A l’occasion de la manifestation du 9 avril dernier à Marseille, j’ai adressé un message de soutien aux organisateurs et aux manifestants.
« Je m’excuse de ne pouvoir être physiquement à vos côtés, mais j’y suis par conviction, et par amitiés envers les arméniens de Marseille.
Je veux aujourd’hui associer ma colère à la vôtre face aux affrontements meurtriers contre les arméniens au Haut-Karabagh.
Je veux joindre mes cris aux vôtres pour que la France, co-présidente du groupe de Minsk, nous entende et mette toute son autorité pour obtenir le retour au calme. »

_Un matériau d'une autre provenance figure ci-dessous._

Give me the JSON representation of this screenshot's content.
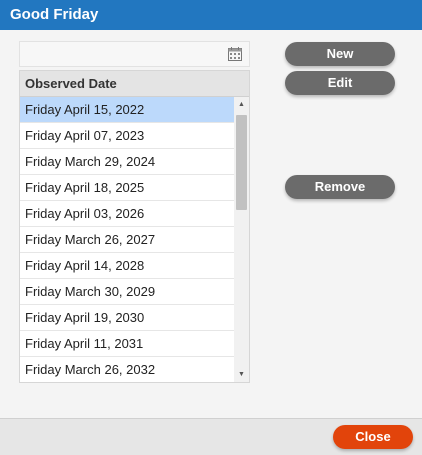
{
  "window": {
    "title": "Good Friday"
  },
  "table": {
    "column_header": "Observed Date",
    "rows": [
      "Friday April 15, 2022",
      "Friday April 07, 2023",
      "Friday March 29, 2024",
      "Friday April 18, 2025",
      "Friday April 03, 2026",
      "Friday March 26, 2027",
      "Friday April 14, 2028",
      "Friday March 30, 2029",
      "Friday April 19, 2030",
      "Friday April 11, 2031",
      "Friday March 26, 2032"
    ],
    "selected_index": 0
  },
  "buttons": {
    "new_label": "New",
    "edit_label": "Edit",
    "remove_label": "Remove",
    "close_label": "Close"
  },
  "icons": {
    "date_picker": "calendar-icon",
    "scroll_up": "scroll-up-arrow-icon",
    "scroll_down": "scroll-down-arrow-icon"
  },
  "colors": {
    "titlebar": "#2277c0",
    "selected_row": "#bcd9fb",
    "action_button": "#6b6b6b",
    "close_button": "#e2440b"
  }
}
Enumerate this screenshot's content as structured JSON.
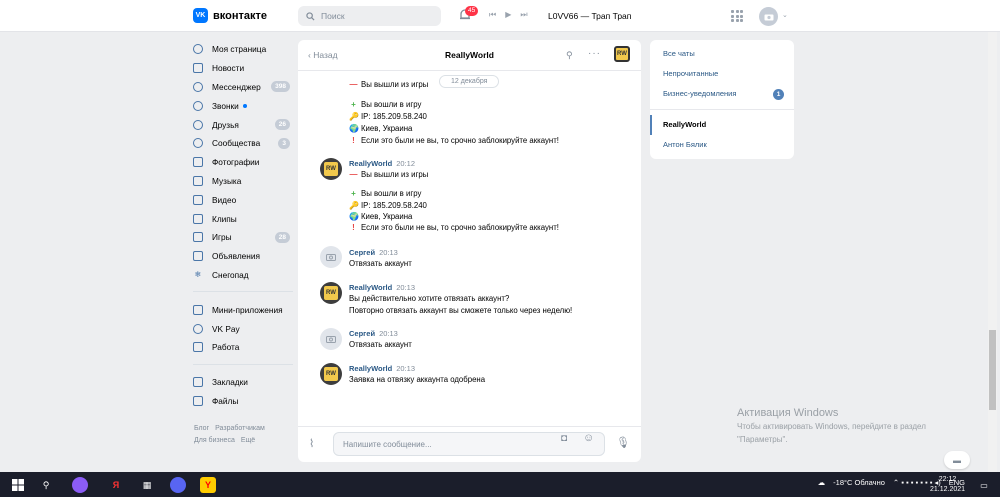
{
  "header": {
    "logo_text": "вконтакте",
    "search_placeholder": "Поиск",
    "notifications_count": "45",
    "track": "L0VV66 — Трап Трап"
  },
  "nav": {
    "items": [
      {
        "label": "Моя страница",
        "count": ""
      },
      {
        "label": "Новости",
        "count": ""
      },
      {
        "label": "Мессенджер",
        "count": "398"
      },
      {
        "label": "Звонки",
        "count": ""
      },
      {
        "label": "Друзья",
        "count": "26"
      },
      {
        "label": "Сообщества",
        "count": "3"
      },
      {
        "label": "Фотографии",
        "count": ""
      },
      {
        "label": "Музыка",
        "count": ""
      },
      {
        "label": "Видео",
        "count": ""
      },
      {
        "label": "Клипы",
        "count": ""
      },
      {
        "label": "Игры",
        "count": "28"
      },
      {
        "label": "Объявления",
        "count": ""
      },
      {
        "label": "Снегопад",
        "count": ""
      }
    ],
    "items2": [
      {
        "label": "Мини-приложения"
      },
      {
        "label": "VK Pay"
      },
      {
        "label": "Работа"
      }
    ],
    "items3": [
      {
        "label": "Закладки"
      },
      {
        "label": "Файлы"
      }
    ],
    "footer": [
      "Блог",
      "Разработчикам",
      "Для бизнеса",
      "Ещё"
    ]
  },
  "chat": {
    "back": "Назад",
    "title": "ReallyWorld",
    "date": "12 декабря",
    "top_exit": "Вы вышли из игры",
    "block1": {
      "enter": "Вы вошли в игру",
      "ip": "IP: 185.209.58.240",
      "city": "Киев, Украина",
      "warn": "Если это были не вы, то срочно заблокируйте аккаунт!"
    },
    "m1": {
      "author": "ReallyWorld",
      "time": "20:12",
      "text": "Вы вышли из игры"
    },
    "block2": {
      "enter": "Вы вошли в игру",
      "ip": "IP: 185.209.58.240",
      "city": "Киев, Украина",
      "warn": "Если это были не вы, то срочно заблокируйте аккаунт!"
    },
    "m2": {
      "author": "Сергей",
      "time": "20:13",
      "text": "Отвязать аккаунт"
    },
    "m3": {
      "author": "ReallyWorld",
      "time": "20:13",
      "text": "Вы действительно хотите отвязать аккаунт?",
      "text2": "Повторно отвязать аккаунт вы сможете только через неделю!"
    },
    "m4": {
      "author": "Сергей",
      "time": "20:13",
      "text": "Отвязать аккаунт"
    },
    "m5": {
      "author": "ReallyWorld",
      "time": "20:13",
      "text": "Заявка на отвязку аккаунта одобрена"
    },
    "composer_placeholder": "Напишите сообщение..."
  },
  "right": {
    "all": "Все чаты",
    "unread": "Непрочитанные",
    "business": "Бизнес-уведомления",
    "business_count": "1",
    "chat1": "ReallyWorld",
    "chat2": "Антон Бялик"
  },
  "windows": {
    "activation_title": "Активация Windows",
    "activation_text1": "Чтобы активировать Windows, перейдите в раздел",
    "activation_text2": "\"Параметры\"."
  },
  "taskbar": {
    "weather": "-18°C  Облачно",
    "lang": "ENG",
    "time": "22:12",
    "date": "21.12.2021"
  }
}
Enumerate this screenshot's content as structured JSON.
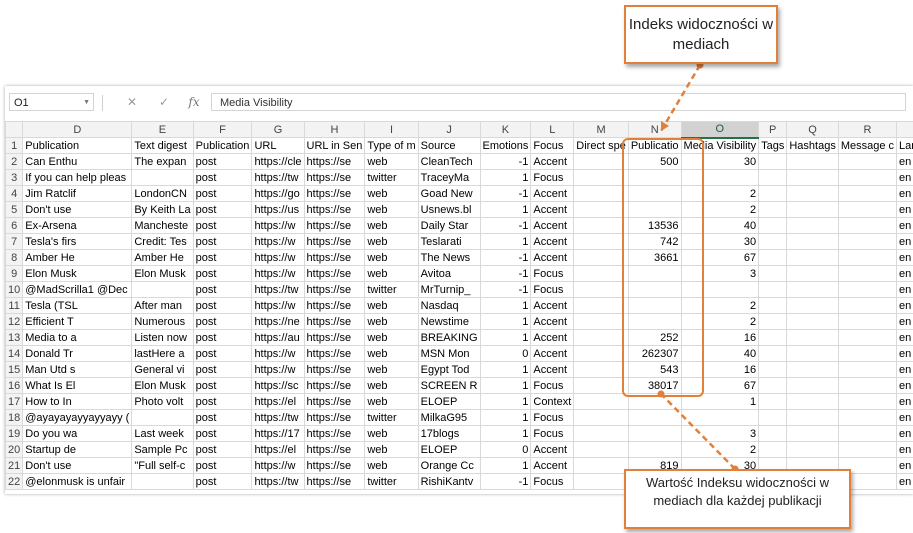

Retrouvez aussi la tribune que j’ai signée dans Libération
La France doit agir pour la paix au Haut-Karabagh
Depuis le début du mois, les combats ont repris à la frontière entre l’Arménie et l’Azerbaïdjan. 30 parlementaires appellent la France à prendre une initiative forte pour la paix au Haut-Karabakh.
Dans la nuit du 1er au 2 avril, après que les hélicoptères, chars, et drones de combats de l’armée azerbaïdjanaise ont été mobilisés pour attaquer les positions arméniennes au Haut-Karabakh, des affrontements violemment meurtriers, comme il n’y en a pas eu depuis la signature du cessez-le-feu, en 1994, ont eu lieu, faisant de nombreuses victimes arméniennes et azerbaïdjanaises sur la frontière transformée en ligne de front. Malgré les appels au calme de la communauté internationale, les combats se sont poursuivis dans une indifférence quasi générale, une fois de plus.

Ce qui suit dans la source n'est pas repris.